La Polonia si prepara all’estate. E, visto l’importante calo dei nuovi contagi da Coronavirus in Polonia, diverse misure sono state o stanno per essere allentate. Dal 28 maggio sarà consentito anche il servizio all’interno dei bar, pub e ristoranti.

Attività culturali, servizi turistici e gastronomici: cosa si può fare in Polonia In Polonia riapre ai turisti Via la mascherina all’aperto
Attività culturali, servizi turistici e gastronomici: cosa si può fare in Polonia


Alberghi aperti dall’8 maggio

Già a partire dall’8 maggio sono, invece, sono stati aperti per tutti i turisti gli alberghi e altre strutture ricettive. Per garantire la sicurezza, i servizi vengono erogati in regime sanitario e con la regola della capacità massima di riempimento al 50%.

Dal 28 maggio sì anche i ristoranti al chiuso

Dal 15 maggio è stata aperta la gastronomia con servizio all’esterno, mentre dal 28 maggio sarà consentito anche il servizio all’interno dei bar, pub e ristoranti. Anche in questo caso verrà rispettato rigorosamente il regime sanitario e nel caso del servizio all’interno possono essere occupati al massimo il 50% dei posti disponibili.

Caduto l’obbligo delle mascherine all’aperto

A partire dal 15 maggio non vige più l’obbligo di portare le mascherine all’aperto. La mascherina rimane obbligatoria al chiuso, ad esempio nei mezzi pubblici e nei negozi.

Al via anche il cinema al chiuso

Sono state riaperte le attività culturali, come le gallerie d’arte e musei. Cinema e teatri per ora solo all’aperto, ma dal 29 maggio verranno aperti anche quelli al chiuso. Anche qui, con rispetto del regime sanitario. Mentre i parchi divertimento hanno riaperto il 21 maggio con capacità massima al 50%.

Quarantena di 10 giorni o tampone negativo

Tutti i passeggeri che arrivano da paesi dell’Area Schengen dovranno essere sottoposti alla quarantena di 10 giorni, a meno che non presentino il risultato negativo del test Covid-19 (molecolare o antigenico, con risultati in lingua polacca o inglese) effettuato non prima di 48 ore dal momento di attraversamento del confine. In caso un passeggero venga qualificato per la quarantena, può anche effettuare il test entro 48 ore dall’arrivo in Polonia, e il risultato negativo permetterà l’interruzione della quarantena. Tutti gli aeroporti delle più grandi città polacche sono dotati di postazioni per effettuare i test rapidi e molecolari.

Via libera per i vaccinati

Anche le persone che hanno effettuato il pieno ciclo di vaccinazione (quindi in caso di vaccini che richiedono due dosi, al compimento dell’intero ciclo vaccinale) per il Covid-19 sono esenti dalla quarantena.
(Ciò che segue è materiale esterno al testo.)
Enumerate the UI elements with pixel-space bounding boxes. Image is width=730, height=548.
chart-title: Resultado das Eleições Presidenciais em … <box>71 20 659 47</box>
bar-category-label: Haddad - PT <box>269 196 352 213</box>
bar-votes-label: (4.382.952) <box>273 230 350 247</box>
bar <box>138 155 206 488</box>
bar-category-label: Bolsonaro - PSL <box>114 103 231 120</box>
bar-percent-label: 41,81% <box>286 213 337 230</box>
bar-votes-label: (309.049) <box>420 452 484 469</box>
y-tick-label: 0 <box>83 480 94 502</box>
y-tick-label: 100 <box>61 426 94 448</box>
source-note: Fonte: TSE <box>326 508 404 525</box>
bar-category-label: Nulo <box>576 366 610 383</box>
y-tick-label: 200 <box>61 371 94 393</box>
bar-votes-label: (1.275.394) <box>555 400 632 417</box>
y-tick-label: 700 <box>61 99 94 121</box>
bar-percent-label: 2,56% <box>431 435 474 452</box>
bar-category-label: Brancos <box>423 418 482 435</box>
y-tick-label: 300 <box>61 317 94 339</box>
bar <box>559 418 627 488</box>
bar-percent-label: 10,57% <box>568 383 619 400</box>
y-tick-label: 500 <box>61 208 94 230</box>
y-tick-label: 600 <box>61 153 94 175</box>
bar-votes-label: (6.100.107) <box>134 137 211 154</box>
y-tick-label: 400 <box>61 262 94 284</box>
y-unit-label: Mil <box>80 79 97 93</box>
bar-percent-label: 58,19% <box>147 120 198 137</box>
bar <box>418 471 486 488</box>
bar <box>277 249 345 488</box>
Vengono onorati i vaccini approvati dall’Unione Europea.

Eccezione per chi arriva da India, Sudafrica e Brasile

Per i passeggeri in arrivo da paesi fuori dall’Area Schengen la quarantena di 10 giorni è obbligatoria, ma è consentita l’esenzione dalla quarantena in base a un test effettuato direttamente in Polonia, entro 48 ore dall’arrivo. L’unica eccezione viene fatta per gli arrivi dall’India, Sudafrica e Brasile; in questi casi la possibilità di interrompere la quarantena attraverso un test negativo per il Covid avviene non prima dei 7 giorni dall’arrivo in Polonia.